Todas as Estradas Têm Gosto de Sal | 2024

Todas as Estradas Têm Gosto de Sal | 2024
Uma poesia silenciosa.

Dificilmente nossa memória manterá intactos diálogos inteiros, eventos completos que nos aconteceram em tempos distantes. É muito mais provável que tenhamos pequenos lapsos de imagens, cheiros, sons, coisas que poderiam parecer insignificantes, mas que, de alguma forma, fizeram marcas duradouras. As lembranças não seguem uma cronologia ou uma lógica, pois são momentos intensivos que somados fazem parte do que somos no presente. É essa a sensação de Todas as Estradas Têm Gosto de Sal, primeiro longa-metragem de Raven Jackson, um retrato fragmentado da vida de uma mulher negra na zona rural do Mississippi.

Ao longo de 40 anos acompanhamos Mackenzie, da infância à vida adulta, seus dilemas, suas frustrações, relações afetivas e, principalmente, a falta dos pais e seus efeitos nela e na irmã mais nova, Josie. Quando jovem presencia os horrores do racismo nos Estados Unidos. Ainda sem entender os acontecimentos plenamente, vê o medo nos olhos de seus pais que precisam ensinar as filhas a se virarem, já prevendo que logo não estarão mais presentes. Há um semblante de preocupação no ar, uma tentativa de passar adiante uma força de resistência que se faz necessária diante do cenário preconceituoso dos anos 70. Ela aprende a pescar, cortar o peixe, vê a mãe se embelezar e dançar com o pai, sente cada vez mais a necessidade do laço de irmandade com Josie.

Como a diretora opta por uma abordagem intimista e não linear, todos esses momentos são lançados na tela como flashs acompanhados de raros momentos de diálogos que não estão ali como explicações, mas como frases soltas que se refletem como lembrança da personagem. A câmera quase sempre está desconectada da ação, dando-lhe pouca visibilidade, com contraplanos praticamente inexistentes, reservando-se a enquadramentos fechadíssimos de mãos, olhos, cabelos, e do contato de Mackenzie com elementos da natureza.

Essa forma cria uma bela montagem poética da vida da personagem, algo que nos remete muito ao Cinema tardio praticado por Terrence Malick, mas com uma diferença muito óbvia. Enquanto Malick reforça o interior dos personagens pela narração de seus pensamentos, Jackson retira essa interioridade para dar privilégio às imagens e ao silêncio que as acompanha.
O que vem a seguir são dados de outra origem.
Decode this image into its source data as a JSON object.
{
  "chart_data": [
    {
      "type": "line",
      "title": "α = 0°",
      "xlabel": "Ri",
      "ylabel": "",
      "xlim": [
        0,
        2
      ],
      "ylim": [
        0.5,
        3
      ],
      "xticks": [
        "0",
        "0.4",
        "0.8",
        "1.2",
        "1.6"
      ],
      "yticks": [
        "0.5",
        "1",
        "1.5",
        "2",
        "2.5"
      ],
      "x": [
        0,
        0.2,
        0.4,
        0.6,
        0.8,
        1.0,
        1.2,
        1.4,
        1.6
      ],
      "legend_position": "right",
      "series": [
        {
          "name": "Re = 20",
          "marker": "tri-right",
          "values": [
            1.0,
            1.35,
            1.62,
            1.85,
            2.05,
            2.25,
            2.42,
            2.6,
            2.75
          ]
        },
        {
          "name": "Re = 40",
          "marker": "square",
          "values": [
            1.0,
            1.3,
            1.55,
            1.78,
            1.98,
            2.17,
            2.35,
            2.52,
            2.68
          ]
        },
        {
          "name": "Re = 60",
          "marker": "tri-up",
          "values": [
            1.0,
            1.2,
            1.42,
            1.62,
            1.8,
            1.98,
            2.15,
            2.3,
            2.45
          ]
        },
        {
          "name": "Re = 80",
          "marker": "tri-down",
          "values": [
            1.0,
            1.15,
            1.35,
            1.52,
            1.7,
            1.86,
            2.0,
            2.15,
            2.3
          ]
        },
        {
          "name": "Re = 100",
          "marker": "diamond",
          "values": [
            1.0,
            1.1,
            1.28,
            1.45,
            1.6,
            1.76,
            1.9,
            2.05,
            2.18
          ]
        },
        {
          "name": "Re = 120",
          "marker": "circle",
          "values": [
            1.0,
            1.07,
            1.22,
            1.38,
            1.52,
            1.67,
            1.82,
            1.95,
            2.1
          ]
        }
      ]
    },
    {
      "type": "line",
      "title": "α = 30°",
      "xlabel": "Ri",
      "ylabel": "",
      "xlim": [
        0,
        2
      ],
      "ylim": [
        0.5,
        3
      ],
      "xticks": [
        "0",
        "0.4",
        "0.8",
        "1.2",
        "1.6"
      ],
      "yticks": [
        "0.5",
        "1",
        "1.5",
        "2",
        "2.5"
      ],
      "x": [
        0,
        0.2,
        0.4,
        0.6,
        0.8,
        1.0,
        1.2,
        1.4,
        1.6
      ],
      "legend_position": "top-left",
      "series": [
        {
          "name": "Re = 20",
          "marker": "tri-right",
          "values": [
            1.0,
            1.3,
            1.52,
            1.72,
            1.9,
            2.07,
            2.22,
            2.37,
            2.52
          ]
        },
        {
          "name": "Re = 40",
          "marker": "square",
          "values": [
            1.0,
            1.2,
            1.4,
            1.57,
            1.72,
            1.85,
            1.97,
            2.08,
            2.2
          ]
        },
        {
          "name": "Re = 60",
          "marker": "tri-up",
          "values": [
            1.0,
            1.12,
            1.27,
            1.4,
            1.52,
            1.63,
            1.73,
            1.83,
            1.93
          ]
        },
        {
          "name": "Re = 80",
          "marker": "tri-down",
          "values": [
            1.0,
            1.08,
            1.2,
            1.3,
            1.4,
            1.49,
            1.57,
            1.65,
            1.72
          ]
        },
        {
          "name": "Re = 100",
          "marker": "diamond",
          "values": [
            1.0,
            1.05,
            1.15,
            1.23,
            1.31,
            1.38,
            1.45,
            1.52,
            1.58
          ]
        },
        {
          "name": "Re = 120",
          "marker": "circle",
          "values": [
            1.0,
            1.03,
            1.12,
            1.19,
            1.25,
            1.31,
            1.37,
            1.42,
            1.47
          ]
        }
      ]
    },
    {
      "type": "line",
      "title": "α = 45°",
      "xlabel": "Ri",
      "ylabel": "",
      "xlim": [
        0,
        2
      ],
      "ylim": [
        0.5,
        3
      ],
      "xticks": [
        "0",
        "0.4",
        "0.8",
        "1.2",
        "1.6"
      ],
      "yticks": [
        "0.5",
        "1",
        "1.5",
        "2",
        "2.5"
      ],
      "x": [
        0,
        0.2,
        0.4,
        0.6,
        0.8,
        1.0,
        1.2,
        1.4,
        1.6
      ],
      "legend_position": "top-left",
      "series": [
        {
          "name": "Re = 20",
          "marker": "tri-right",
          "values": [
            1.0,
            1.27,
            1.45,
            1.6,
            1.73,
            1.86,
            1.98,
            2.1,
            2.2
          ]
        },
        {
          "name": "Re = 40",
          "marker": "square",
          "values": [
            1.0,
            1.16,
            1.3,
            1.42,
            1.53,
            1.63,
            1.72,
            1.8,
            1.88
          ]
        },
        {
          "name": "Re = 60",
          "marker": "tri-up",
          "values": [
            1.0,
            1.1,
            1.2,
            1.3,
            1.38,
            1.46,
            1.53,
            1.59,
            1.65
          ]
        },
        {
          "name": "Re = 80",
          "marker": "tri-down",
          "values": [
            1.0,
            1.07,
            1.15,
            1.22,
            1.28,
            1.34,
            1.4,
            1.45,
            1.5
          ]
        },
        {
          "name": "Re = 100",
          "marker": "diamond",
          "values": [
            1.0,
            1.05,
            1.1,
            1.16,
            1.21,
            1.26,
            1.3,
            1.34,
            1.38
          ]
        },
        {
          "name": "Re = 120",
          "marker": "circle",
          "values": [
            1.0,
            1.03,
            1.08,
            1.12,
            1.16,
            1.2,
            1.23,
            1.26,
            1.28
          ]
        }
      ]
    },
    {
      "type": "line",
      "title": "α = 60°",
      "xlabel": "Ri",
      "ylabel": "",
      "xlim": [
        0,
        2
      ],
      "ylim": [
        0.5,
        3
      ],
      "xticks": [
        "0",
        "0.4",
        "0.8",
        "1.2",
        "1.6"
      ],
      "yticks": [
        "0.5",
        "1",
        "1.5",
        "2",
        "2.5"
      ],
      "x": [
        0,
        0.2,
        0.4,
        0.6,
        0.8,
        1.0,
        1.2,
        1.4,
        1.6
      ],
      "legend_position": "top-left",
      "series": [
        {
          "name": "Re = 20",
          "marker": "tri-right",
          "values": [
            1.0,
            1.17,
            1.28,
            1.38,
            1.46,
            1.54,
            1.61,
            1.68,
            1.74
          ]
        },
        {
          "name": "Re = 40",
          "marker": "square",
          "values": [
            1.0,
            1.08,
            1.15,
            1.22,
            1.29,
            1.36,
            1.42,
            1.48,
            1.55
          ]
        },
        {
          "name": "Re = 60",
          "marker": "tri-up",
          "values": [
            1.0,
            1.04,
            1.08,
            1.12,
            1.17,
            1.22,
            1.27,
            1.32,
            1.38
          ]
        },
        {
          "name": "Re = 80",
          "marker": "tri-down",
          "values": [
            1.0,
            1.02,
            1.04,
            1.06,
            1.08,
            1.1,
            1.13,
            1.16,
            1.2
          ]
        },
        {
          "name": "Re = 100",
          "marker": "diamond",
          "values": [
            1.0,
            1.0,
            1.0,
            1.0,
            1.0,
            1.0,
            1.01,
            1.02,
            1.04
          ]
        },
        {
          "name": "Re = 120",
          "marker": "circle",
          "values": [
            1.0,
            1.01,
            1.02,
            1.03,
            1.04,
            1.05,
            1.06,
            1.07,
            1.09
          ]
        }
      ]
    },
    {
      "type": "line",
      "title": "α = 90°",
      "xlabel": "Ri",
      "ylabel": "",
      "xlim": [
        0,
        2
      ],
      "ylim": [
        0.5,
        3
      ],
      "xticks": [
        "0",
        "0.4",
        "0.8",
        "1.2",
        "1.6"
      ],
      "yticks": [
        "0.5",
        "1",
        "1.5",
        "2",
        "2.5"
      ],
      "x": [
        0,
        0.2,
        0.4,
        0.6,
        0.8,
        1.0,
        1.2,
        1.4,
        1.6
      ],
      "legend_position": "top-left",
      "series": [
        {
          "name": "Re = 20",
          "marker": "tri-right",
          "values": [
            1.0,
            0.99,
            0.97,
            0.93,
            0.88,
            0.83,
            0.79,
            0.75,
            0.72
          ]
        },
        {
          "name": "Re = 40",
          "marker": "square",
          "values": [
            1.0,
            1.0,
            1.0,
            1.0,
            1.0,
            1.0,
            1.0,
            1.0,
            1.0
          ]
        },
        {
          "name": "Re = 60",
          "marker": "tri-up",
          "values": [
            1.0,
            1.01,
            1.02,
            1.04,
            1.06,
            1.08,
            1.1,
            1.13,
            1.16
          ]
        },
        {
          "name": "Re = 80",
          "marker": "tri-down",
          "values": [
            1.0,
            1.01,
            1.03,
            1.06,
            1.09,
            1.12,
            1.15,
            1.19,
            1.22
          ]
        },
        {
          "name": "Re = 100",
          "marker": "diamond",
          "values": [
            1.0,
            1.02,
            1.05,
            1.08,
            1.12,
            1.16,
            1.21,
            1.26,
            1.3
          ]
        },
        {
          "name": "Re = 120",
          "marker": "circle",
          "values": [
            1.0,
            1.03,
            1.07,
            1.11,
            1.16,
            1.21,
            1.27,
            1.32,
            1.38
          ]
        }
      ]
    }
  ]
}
A primeira cena de Todas as Estradas Têm Gosto de Sal, por exemplo, é construída a partir da relação do pai com a filha enquanto a ensina a pescar. É ele quem fala, enquanto a filha observa tudo e segue as instruções do pai de forma acanhada. O olhar da atriz que interpreta Mackenzie jovem (Kaylee Nicole Johnson) é inerte, sem excitação. Ao pegar o peixe, Jackson filma alguns minutos da interação da menina com a água e o barro, depois amplia esse quadro para mostrar a mistura dos dois elementos, apenas criando uma imagem bonita durante alguns segundos, mas sem energia.

A dinâmica da memória fragmentada é eficiente na criação dessa poética pretendida pela cineasta, mas carece de sentido narrativo quando se torna exagerada. Se Mackenzie tem poucas falas que trazem sentido ao roteiro, Josie tem menos, e, ainda, aparece pouco na composição imagética, restando às atrizes que as interpretam breves expressões estáticas. O resultado dos enquadramentos é sempre belo, retratando a frieza nas cores que retratam a melancolia da personagem. Mas, infelizmente, o filme acaba se tornando um apelo comum do cinema mainstream atual, um grafismo da imagem agradável que muito se pretende complexa, mas que, na realidade, termina se assumindo de forma chapada, sem profundidade.

Da vida de Mackenzie sabemos pouco, pois não interagimos muito com ela. Podemos sentir algo de sua dor pela ausência da mãe, seu cuidado com a irmã, seu breve despertar amoroso com seu amigo de infância, Wood, sua solidão. Mas nada disso tem força suficiente para romper a superfície da imagem e nos atingir subjetivamente. Todas as Estradas Têm Gosto de Sal gasta muito tempo filmando abraços, olhares vagos, rostos inexpressivos, e perde uma grande oportunidade de realmente fazer da memória um constituinte do presente de sua personagem principal, da relação de seu contexto social e seus traumas da infância até a vida adulta.